Statistics depends heavily on computational methods. Optimisation methods are used in statistics for example for maximum likelihood estimates, optimal experimental designs, risk minimization in decision theoretic models. In these cases, solutions of optimisation problems usually do not have a closed form but need to be computed numerically with an algorithm. Another big demand on computational methods is when statistical distributions are simulated and integrated and statistics of these distributions have to be determined in an efficient way.

This course focuses on computational methods for optimisation, simulation and integration needed in statistics. The optimisation part discusses gradient based, stochastic gradient based, and gradient free methods. Further, constrained optimisation will be a course topic. We will discuss techniques to simulate efficiently for solving statistical problems.
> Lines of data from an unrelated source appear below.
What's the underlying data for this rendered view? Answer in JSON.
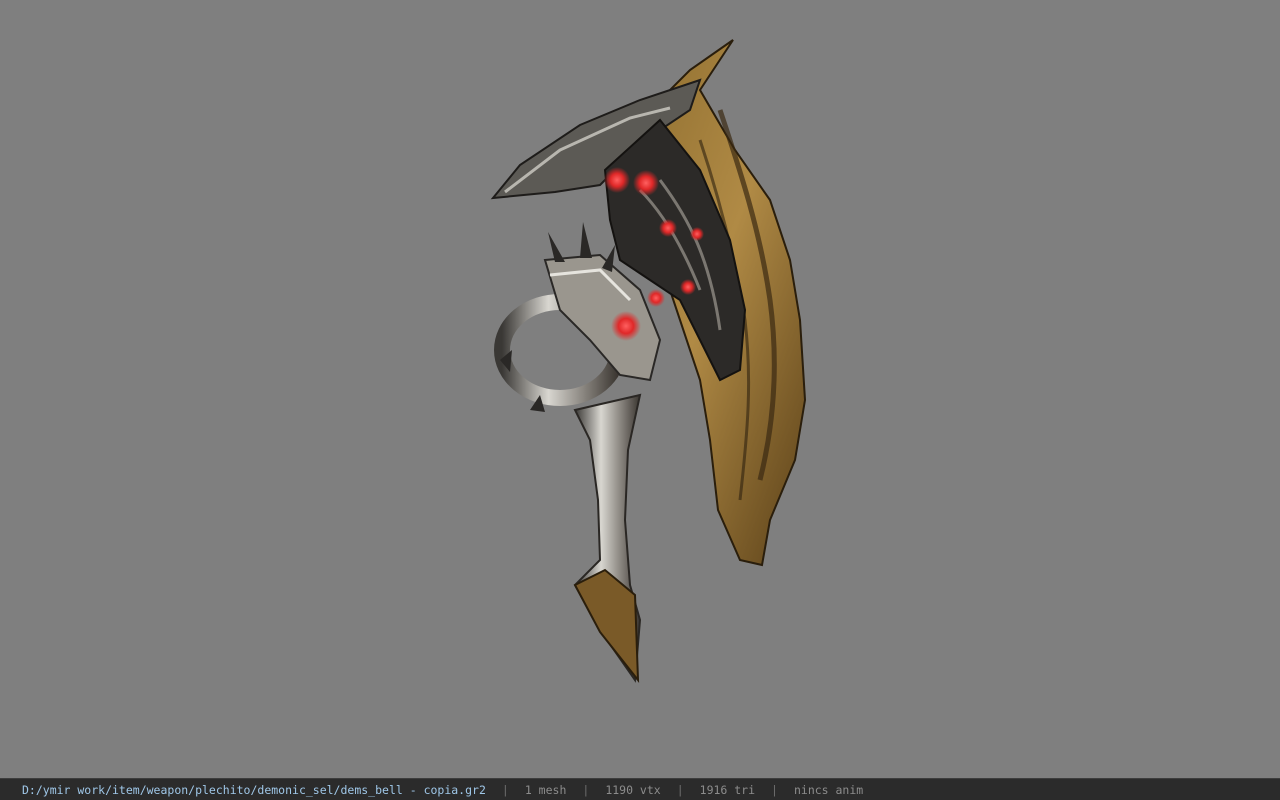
{
  "viewport": {
    "background": "#7f7f7f",
    "model_name": "demonic axe weapon model"
  },
  "statusbar": {
    "file_path": "D:/ymir work/item/weapon/plechito/demonic_sel/dems_bell - copia.gr2",
    "separator": "|",
    "mesh_count": "1 mesh",
    "vertex_count": "1190 vtx",
    "triangle_count": "1916 tri",
    "anim_status": "nincs anim"
  }
}
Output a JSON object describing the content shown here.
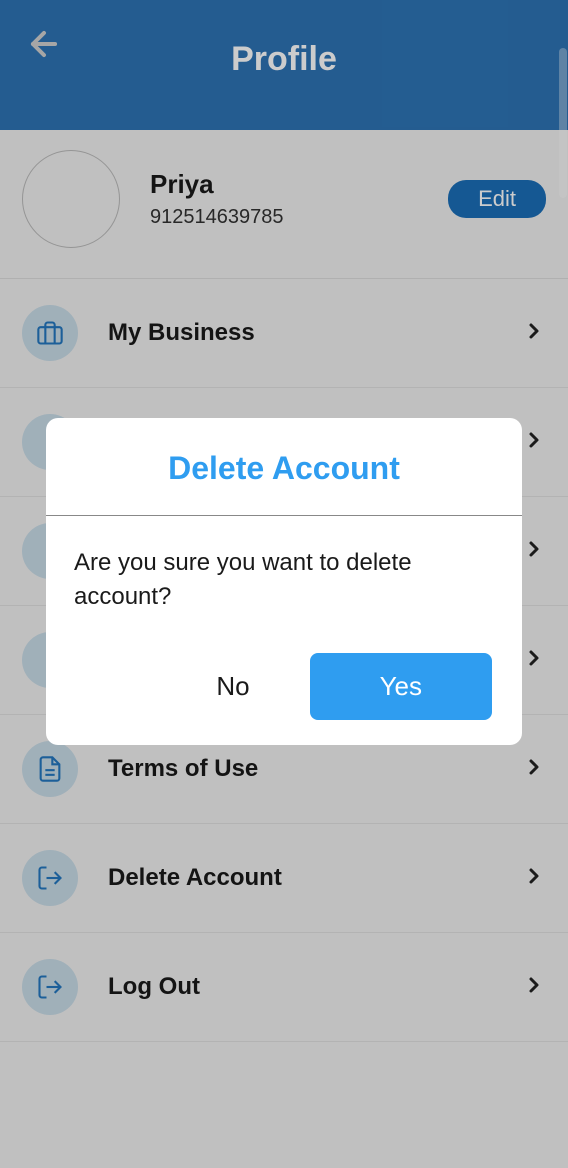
{
  "header": {
    "title": "Profile"
  },
  "profile": {
    "name": "Priya",
    "id": "912514639785",
    "edit_label": "Edit"
  },
  "menu": {
    "items": [
      {
        "label": "My Business",
        "icon": "briefcase-icon"
      },
      {
        "label": "",
        "icon": ""
      },
      {
        "label": "",
        "icon": ""
      },
      {
        "label": "",
        "icon": ""
      },
      {
        "label": "Terms of Use",
        "icon": "terms-icon"
      },
      {
        "label": "Delete Account",
        "icon": "exit-icon"
      },
      {
        "label": "Log Out",
        "icon": "exit-icon"
      }
    ]
  },
  "modal": {
    "title": "Delete Account",
    "message": "Are you sure you want to delete account?",
    "no_label": "No",
    "yes_label": "Yes"
  }
}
We will use implementation with the programming language R. Examples from machine learning and optimal design will illustrate the methods.
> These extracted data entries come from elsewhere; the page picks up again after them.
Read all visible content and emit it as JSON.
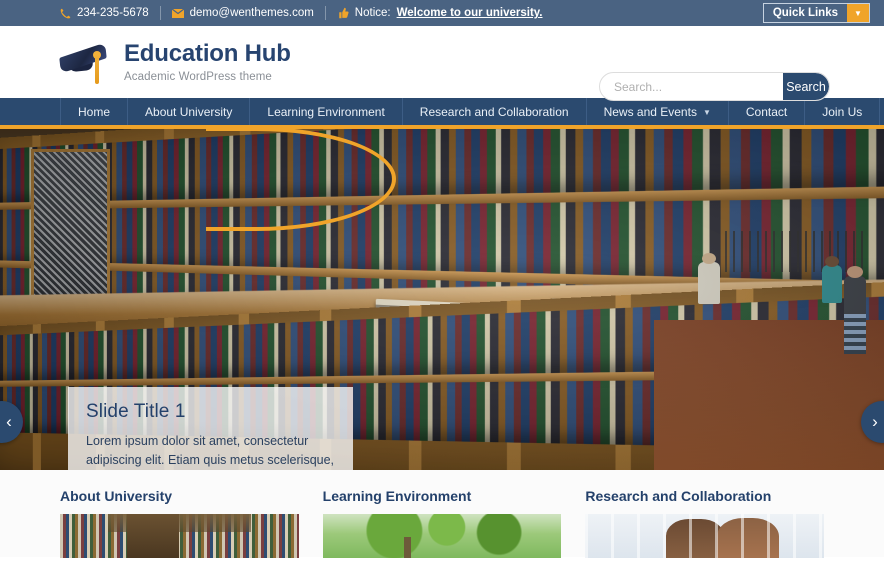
{
  "topbar": {
    "phone": "234-235-5678",
    "phone_icon": "phone-icon",
    "email": "demo@wenthemes.com",
    "email_icon": "envelope-icon",
    "notice_icon": "thumbs-up-icon",
    "notice_label": "Notice:",
    "notice_link": "Welcome to our university.",
    "quick_links_label": "Quick Links",
    "quick_links_caret": "▼",
    "bg_color": "#4a6382",
    "accent_color": "#f0a42a"
  },
  "header": {
    "logo_icon": "graduation-cap-icon",
    "site_title": "Education Hub",
    "site_description": "Academic WordPress theme",
    "title_color": "#274470"
  },
  "search": {
    "placeholder": "Search...",
    "value": "",
    "button_label": "Search",
    "button_color": "#2b4a6f"
  },
  "nav": {
    "bg_color": "#2b4a6f",
    "underline_color": "#f0a42a",
    "items": [
      {
        "label": "Home",
        "has_dropdown": false,
        "caret": ""
      },
      {
        "label": "About University",
        "has_dropdown": false,
        "caret": ""
      },
      {
        "label": "Learning Environment",
        "has_dropdown": false,
        "caret": ""
      },
      {
        "label": "Research and Collaboration",
        "has_dropdown": false,
        "caret": ""
      },
      {
        "label": "News and Events",
        "has_dropdown": true,
        "caret": "▼"
      },
      {
        "label": "Contact",
        "has_dropdown": false,
        "caret": ""
      },
      {
        "label": "Join Us",
        "has_dropdown": false,
        "caret": ""
      }
    ]
  },
  "slider": {
    "image_description": "Library interior with long wooden bookshelves, reading counter and visitors",
    "caption_title": "Slide Title 1",
    "caption_text": "Lorem ipsum dolor sit amet, consectetur adipiscing elit. Etiam quis metus scelerisque, faucibus risus eu, luctus est.",
    "prev_icon": "chevron-left-icon",
    "next_icon": "chevron-right-icon",
    "prev_glyph": "‹",
    "next_glyph": "›",
    "arc_color": "#f0a42a"
  },
  "features": [
    {
      "title": "About University",
      "thumb_name": "library-shelves-thumbnail",
      "thumb_class": "thumb-library"
    },
    {
      "title": "Learning Environment",
      "thumb_name": "campus-park-thumbnail",
      "thumb_class": "thumb-park"
    },
    {
      "title": "Research and Collaboration",
      "thumb_name": "students-collaborating-thumbnail",
      "thumb_class": "thumb-people"
    }
  ]
}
Most welcome to the course!
Frank Miller, Department of Computer and Information Science, Linköping University
frank.miller at liu.se

Lectures: March 16; Time 13-17. Linköping University, Campus Valla. Room: KG44, Building Key (floor 4; building is next to studenthuset).

Reading:

• Givens GH, Hoeting JA (2013). Computational Statistics, 2nd edition. John Wiley & Sons, Inc., Hoboken, New Jersey. Chapter 2 until 2.2.3 (and Chaper 1.1-1.4 if needed).
• Goodfellow I, Bengio Y, Courville A (2016). Deep Learning. MIT Press, http://www.deeplearningbook.org. Chapter 4.3 (and parts of Chapter 2 and Chapter 4.2 if needed).
• Sun S, Cao Z, Zhu H, Zhao J (2019). A survey of optimization methods from a machine learning perspective, https://arxiv.org/pdf/1906.06821.pdf. Section I, II, IIIA1, IIIB1-2.
• AlphaOpt (2017). Introduction To Optimization: Gradient Based Algorithms, Youtube video (very elementary introduction of concepts).
• About analytical optimisation. (Frank Miller, March 2023)
• Understanding gradient descent. (Eli Bendersky, August 2016)
• Bisection method. (Frank Miller, March 2020; 4min video)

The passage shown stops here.